‘Should the Indian Super League (ISL) and the I-League be merged?’ that is the question which has along which Indian football aficionados have been divided along two lines, into two separate battle camps – one in favour of the age old I-league, the other in favour of the more recent, cash-rich ISL – but both comfortably confident that theirs is the correct opinion.
But there’s a third side, one which isn’t as vocal as the others, but which believes that combining the salient features of both leagues into one grand league without the drawbacks of either would be the best solution. A side which believes that working together instead of spewing vitriol at each other is the smart choice.

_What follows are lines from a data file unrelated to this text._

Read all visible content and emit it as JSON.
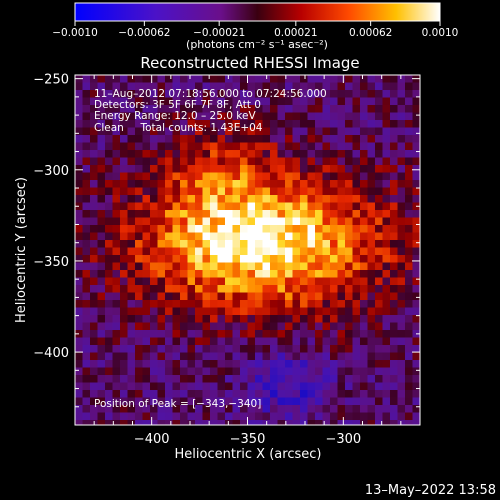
{
  "chart_data": {
    "type": "heatmap",
    "title": "Reconstructed RHESSI Image",
    "xlabel": "Heliocentric X (arcsec)",
    "ylabel": "Heliocentric Y (arcsec)",
    "xlim": [
      -440,
      -260
    ],
    "ylim": [
      -440,
      -248
    ],
    "x_ticks": [
      -400,
      -350,
      -300
    ],
    "y_ticks": [
      -250,
      -300,
      -350,
      -400
    ],
    "x_tick_labels": [
      "−400",
      "−350",
      "−300"
    ],
    "y_tick_labels": [
      "−250",
      "−300",
      "−350",
      "−400"
    ],
    "colorbar": {
      "min": -0.001,
      "max": 0.001,
      "ticks": [
        -0.001,
        -0.00062,
        -0.00021,
        0.00021,
        0.00062,
        0.001
      ],
      "tick_labels": [
        "−0.0010",
        "−0.00062",
        "−0.00021",
        "0.00021",
        "0.00062",
        "0.0010"
      ],
      "unit_label": "(photons cm⁻² s⁻¹ asec⁻²)",
      "colormap": "blue-purple-red-yellow-white"
    },
    "annotations": [
      "11–Aug–2012 07:18:56.000 to 07:24:56.000",
      "Detectors: 3F 5F 6F 7F 8F, Att 0",
      "Energy Range: 12.0 – 25.0 keV",
      "Clean     Total counts: 1.43E+04"
    ],
    "peak_label": "Position of Peak = [−343,−340]",
    "peak": {
      "x": -343,
      "y": -340
    },
    "grid": false,
    "legend": "none"
  },
  "footer": {
    "timestamp": "13–May–2022 13:58"
  }
}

The reason why numerous people are against the merger of the two leagues for now is because there are rumours that the new league formed will only include 3-4 clubs from the original I-League clubs, while retaining all of the ISL clubs. This sounds like a horrible idea, since it will effectively be shutting down numerous clubs from all over the country, each of them with a rich and varied history. There are talks of Atletico de Kolkata and East Bengal being merged into a single entity for this new league which will come into existence, while keeping a couple of clubs like Mohan Bagan and co from the I-League. This puts the rest of the clubs in a difficult position, as they will be placed in the second tier of Indian Football, for no fault of their own. Worse, it does not even make sense from the stand point of a proper league to shunt these clubs down because most proper leagues from the world over have at least 18 or 20 clubs in them, playing 36 to 38 games every year. Thus, there is no reason to turn away any of the teams from the current I-League roster. Indeed, even if all the teams of the current I-League roster are added to the current ISL roster, even then we fall short of the 20 teams which makes a top class league. Thus, it would be smarter just to add these teams to a single league instead of removing certain clubs and the like, which stinks of elitism and a disrespect for the clubs’ history and past achievements.
Beyond that, not adding clubs from the I-League to the merged league just because they may be unable to compete against the bigwigs on a financial level is a failed argument, proven by Leicester City’s run to the top of the English Premier League this year. It is also bad for the fans, many of whom have been invested in their local teams since generations, and relegating them to lower tiers of football is a bad move altogether.
Thus, a merged league makes sense if all the current clubs get to participate in it, and if it runs throughout the year and not just like an exhibition tournament, leading to grassroots level development and building of a footballing culture in India. Otherwise it’ll just be a sham, and we will continue to stagnate, or even regress.